Hint: In this problem we first use the given data to find the expression of \[f\left( x \right)\] by integration and using the data \[F'\left( x \right) = f'\left( x \right)\] and then we find the value of \[c\]. Then find the expression of \[F\left( x \right)\] and substitute \[x = 2\] to get the required solution.

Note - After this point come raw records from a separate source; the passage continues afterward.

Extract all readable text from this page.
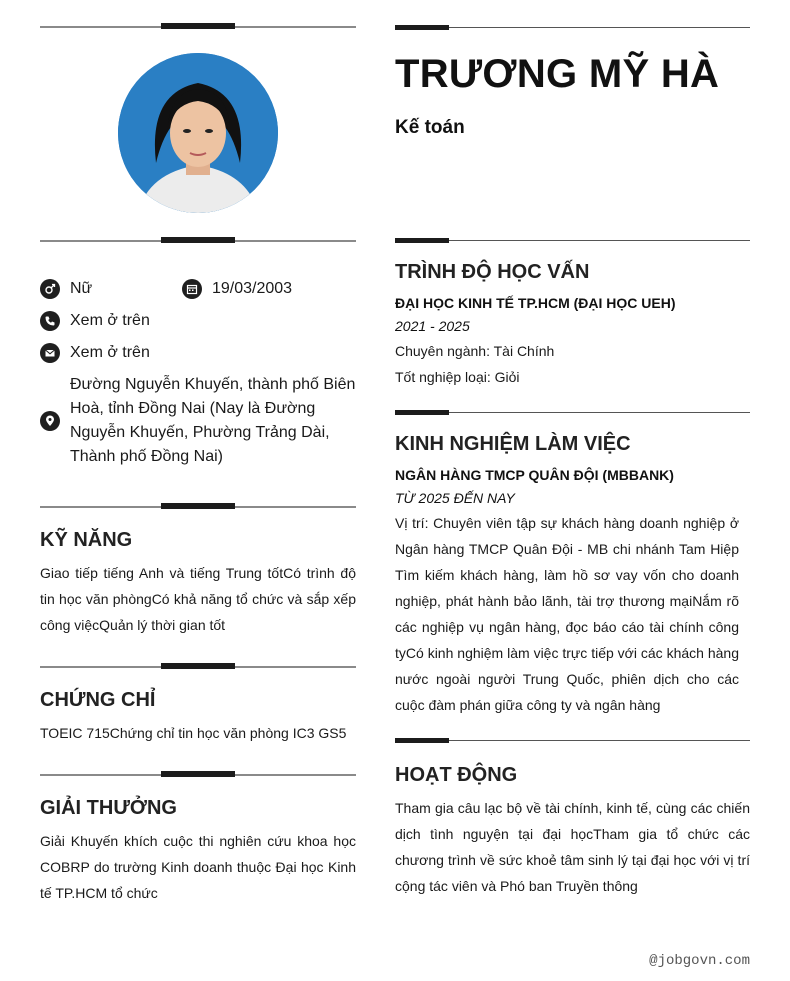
Nữ	19/03/2003
Xem ở trên
Xem ở trên
Đường Nguyễn Khuyến, thành phố Biên Hoà, tỉnh Đồng Nai (Nay là Đường Nguyễn Khuyến, Phường Trảng Dài, Thành phố Đồng Nai)
KỸ NĂNG
Giao tiếp tiếng Anh và tiếng Trung tốtCó trình độ tin học văn phòngCó khả năng tổ chức và sắp xếp công việcQuản lý thời gian tốt
CHỨNG CHỈ
TOEIC 715Chứng chỉ tin học văn phòng IC3 GS5
GIẢI THƯỞNG
Giải Khuyến khích cuộc thi nghiên cứu khoa học COBRP do trường Kinh doanh thuộc Đại học Kinh tế TP.HCM tổ chức
TRƯƠNG MỸ HÀ
Kế toán
TRÌNH ĐỘ HỌC VẤN
ĐẠI HỌC KINH TẾ TP.HCM (ĐẠI HỌC UEH)
2021 - 2025
Chuyên ngành: Tài Chính
Tốt nghiệp loại: Giỏi
KINH NGHIỆM LÀM VIỆC
NGÂN HÀNG TMCP QUÂN ĐỘI (MBBANK)
TỪ 2025 ĐẾN NAY
Vị trí: Chuyên viên tập sự khách hàng doanh nghiệp ở Ngân hàng TMCP Quân Đội - MB chi nhánh Tam Hiệp Tìm kiếm khách hàng, làm hồ sơ vay vốn cho doanh nghiệp, phát hành bảo lãnh, tài trợ thương mạiNắm rõ các nghiệp vụ ngân hàng, đọc báo cáo tài chính công tyCó kinh nghiệm làm việc trực tiếp với các khách hàng nước ngoài người Trung Quốc, phiên dịch cho các cuộc đàm phán giữa công ty và ngân hàng
HOẠT ĐỘNG
Tham gia câu lạc bộ về tài chính, kinh tế, cùng các chiến dịch tình nguyện tại đại họcTham gia tổ chức các chương trình về sức khoẻ tâm sinh lý tại đại học với vị trí cộng tác viên và Phó ban Truyền thông
@jobgovn.com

Complete step-by-step answer:
Given that \[F\left( x \right) = \int\limits_0^{{x^2}} {f\left( {\sqrt t } \right)dt} \] for \[x \in \left[ {0,2} \right]\]
Since the function \[f\left( x \right)\] is continuous on \[\left[ {0,2} \right]\] and is differentiable on\[\left( {0,2} \right)\] differentiating the above expression w.r.t \[x\] we have
\[
   \Rightarrow \dfrac{d}{{dx}}\left( {F\left( x \right)} \right) = \dfrac{d}{{dx}}\left( {\int\limits_0^{{x^2}} {f\left( {\sqrt t } \right)dt} } \right) \\
   \Rightarrow F'\left( x \right) = f\left( {\sqrt {{x^2}} } \right)\dfrac{d}{{dx}}\left( {{x^2}} \right) - f\left( 0 \right)\dfrac{d}{{dx}}\left( 0 \right) \\
   \Rightarrow F'\left( x \right) = f\left( {\left| x \right|} \right)\left( {2x} \right) - f\left( 0 \right) \times 0 \\
\]
Since \[x \in \left[ {0,2} \right]\],\[\left| x \right|\]=\[x\] then
\[
   \Rightarrow F'\left( x \right) = f\left( x \right)\left( {2x} \right) - f\left( 0 \right) \times 0 \\
   \Rightarrow F'\left( x \right) = 2f\left( x \right)x \\
\]
We are provided that \[F'\left( x \right) = f'\left( x \right)\] then
\[
   \Rightarrow F'\left( x \right) = f'\left( x \right) = 2f\left( x \right)x \\
   \Rightarrow \dfrac{{f'\left( x \right)}}{{f\left( x \right)}} = 2x \\
\]
On integrating the above expression, we get
\[
   \Rightarrow \int {\dfrac{{f'\left( x \right)}}{{f\left( x \right)}}dx} = \int {2x} dx \\
   \Rightarrow \log \left( {f\left( x \right)} \right) = 2\left( {\dfrac{{{x^2}}}{2}} \right) + c \\
   \Rightarrow \log \left( {f\left( x \right)} \right) = {x^2} + c \\
\]
We have \[f\left( 0 \right) = 1\] so we will proceed by putting \[x = 0\] then above expression becomes
\[
   \Rightarrow \log \left( {f\left( 0 \right)} \right) = {\left( 0 \right)^2} + c \\
   \Rightarrow \log \left( 1 \right) = c \\
  \therefore c = 0 \\
\]
Then the expression becomes
\[
   \Rightarrow \log \left( {f\left( x \right)} \right) = {x^2} \\
  \therefore f\left( x \right) = {e^{{x^2}}} \\
\]
Then, \[F\left( x \right) = \int_0^{{x^2}} {{e^x}} dx\]
\[ \Rightarrow F\left( x \right) = {e^{{x^2}}} - 1\]
Then putting \[x = 2\]
\[
   \Rightarrow F\left( 2 \right) = {e^2}^{^2} - 1 \\
   \Rightarrow F\left( 2 \right) = {e^4} - 1 \\
\]
\[\therefore \]\[F\left( 2 \right) = {e^4} - 1\]
Thus, the correct option is B. \[{e^4} - 1\].

So, the correct answer is “Option B”.

Note: To solve these kinds of problems, always remember the formula \[\dfrac{d}{{dx}}\left( {\int_{l.l}^{u.l} {f\left( x \right)dx} } \right) = f\left( {u.l} \right)\dfrac{d}{{dx}}\left( {u.l} \right) - f\left( {l.l} \right)\dfrac{d}{{dx}}\left( {l.l} \right)\] and \[\log 1 = 0\]. Here \[f'\left( x \right)\] represents that it is the first derivative of \[f\left( x \right)\] i.e., \[\dfrac{d}{{dx}}\left( {f\left( x \right)} \right)\].